Onze dagen op de PICU (Kinder Intensive Care)
Erg gespannen voelde ik me, toen ik voor het eerst de grote deuren doorging naar de PICU, Pediatric Intensive Care Unit – de Kinder Intensive Care. Onze pasgeboren baby was slechts 5 weken oud en had zojuist haar allereerste operatie ondergaan. Ik had geen idee hoe ik het zou vinden om mijn lieve Bommel weer te zien. Ik wist dat ze aan de beademing zou liggen, maar hoe dat eruit zou zien en of ik het eng zou vinden, ik had geen idee.
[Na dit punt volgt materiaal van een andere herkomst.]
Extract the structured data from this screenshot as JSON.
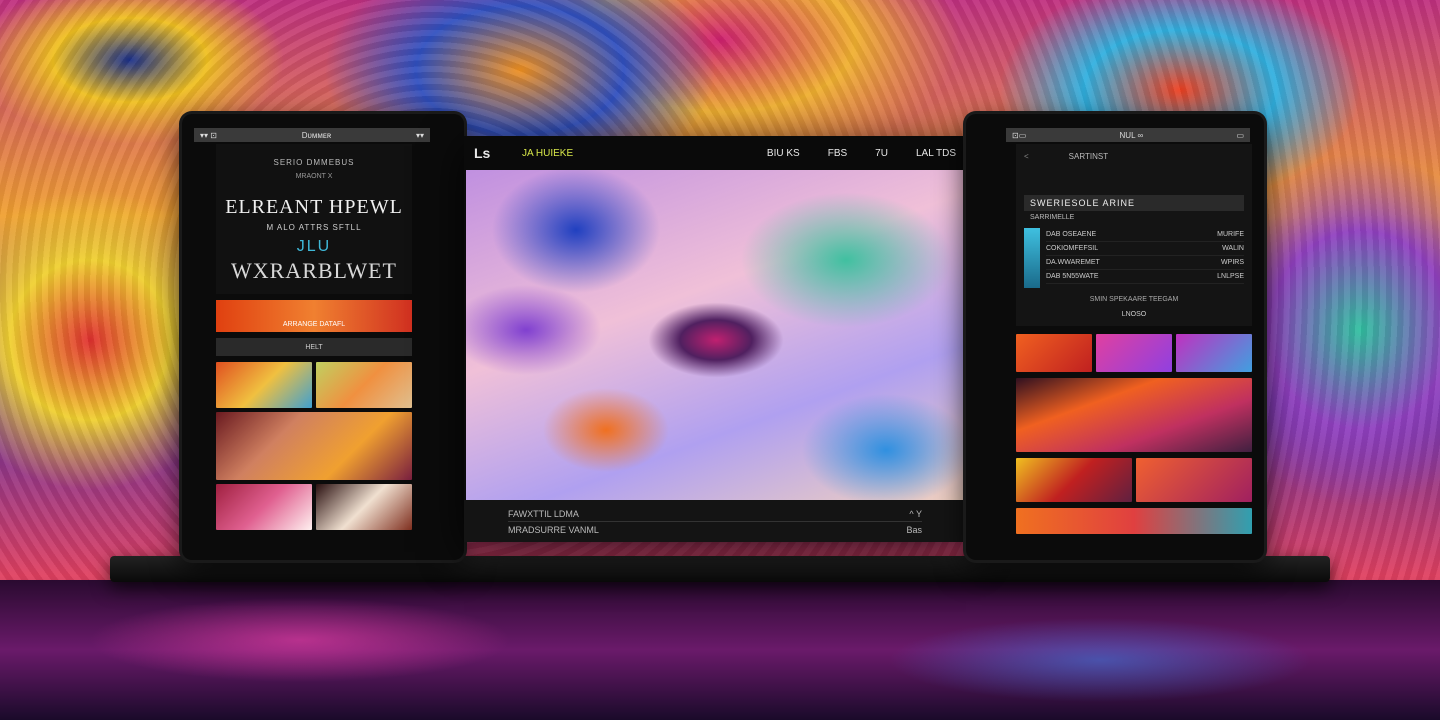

Daar lag onze ‘frummel’, in een klein bedje opgemaakt op een ‘grote mensen bed’ met haar gezichtje onder de pleisters en slangetjes uit haar neus. Haar mutsje op en haar bedje ‘versierd’ met haar laken en knuffels van thuis. Onder haar dekentje waren haar handjes losjes aan elkaar gebonden zodat ze niet per ongeluk aan de beademingsslang of het infuus zou kunnen trekken. Rare scharen klemden de bandjes om haar polsen aan het uiteinde van de matras vast om ze zo op hun plek te houden. Haar konijnenknuffel tussen haar armpjes. Het zag er vreemd uit en toch ook niet. Ik zag alleen maar Bommel. Wat was ik opgelucht en intens blij om haar weer te zien, na de meest spannende uren uit ons leven!
‘Knuffel haar maar’
Vanwege haar ademhalingsproblemen is Bommel – geboren met een slappe luchtpijp en periodieke ademhaling – geopereerd aan haar luchtpijp en strottenhoofd. Daarna is ze twee dagen slapend gehouden, met behulp van Morfine en Dormicum. Een van de meest lugubere medicatienamen die ik gehoord heb, tot nu toe. In eerste instantie deden Tycho en ik heel zachtjes en durfden we Bommel amper aan te raken door alle apparatuur. Tot een IC-verpleegkundige zei dat we vooral gewoon tegen Bommel moesten kletsen en liedjes voor haar konden zingen. ‘Klim maar lekker bij haar op bed en knuffel haar maar,’ zei ze. De 1e keer dat ik naast Bommel op bed kroop voelde heel onwennig. Ik was bang dat ik per ongeluk op een slangetje zou gaan liggen of achter iets zou blijven haken en dat er dan iets mis zou gaan. Ik heb dan ook met verbazing gekeken hoe de verpleegkundige met Bommel omging alsof ze wakker was en er geen enkel kabeltje over het bed liep.
Hoesten zonder geluid
In die periode was Bommel erg verkouden en ik weet nog hoe bizar ik het vond om haar te zien hoesten. Door de beademingsapparatuur en alle slangetjes was er geen geluid. Geen scherp hoestje. Alleen rood aanlopende wangetjes en een hoestende, schokkende beweging in haar lijfje. Zo gek!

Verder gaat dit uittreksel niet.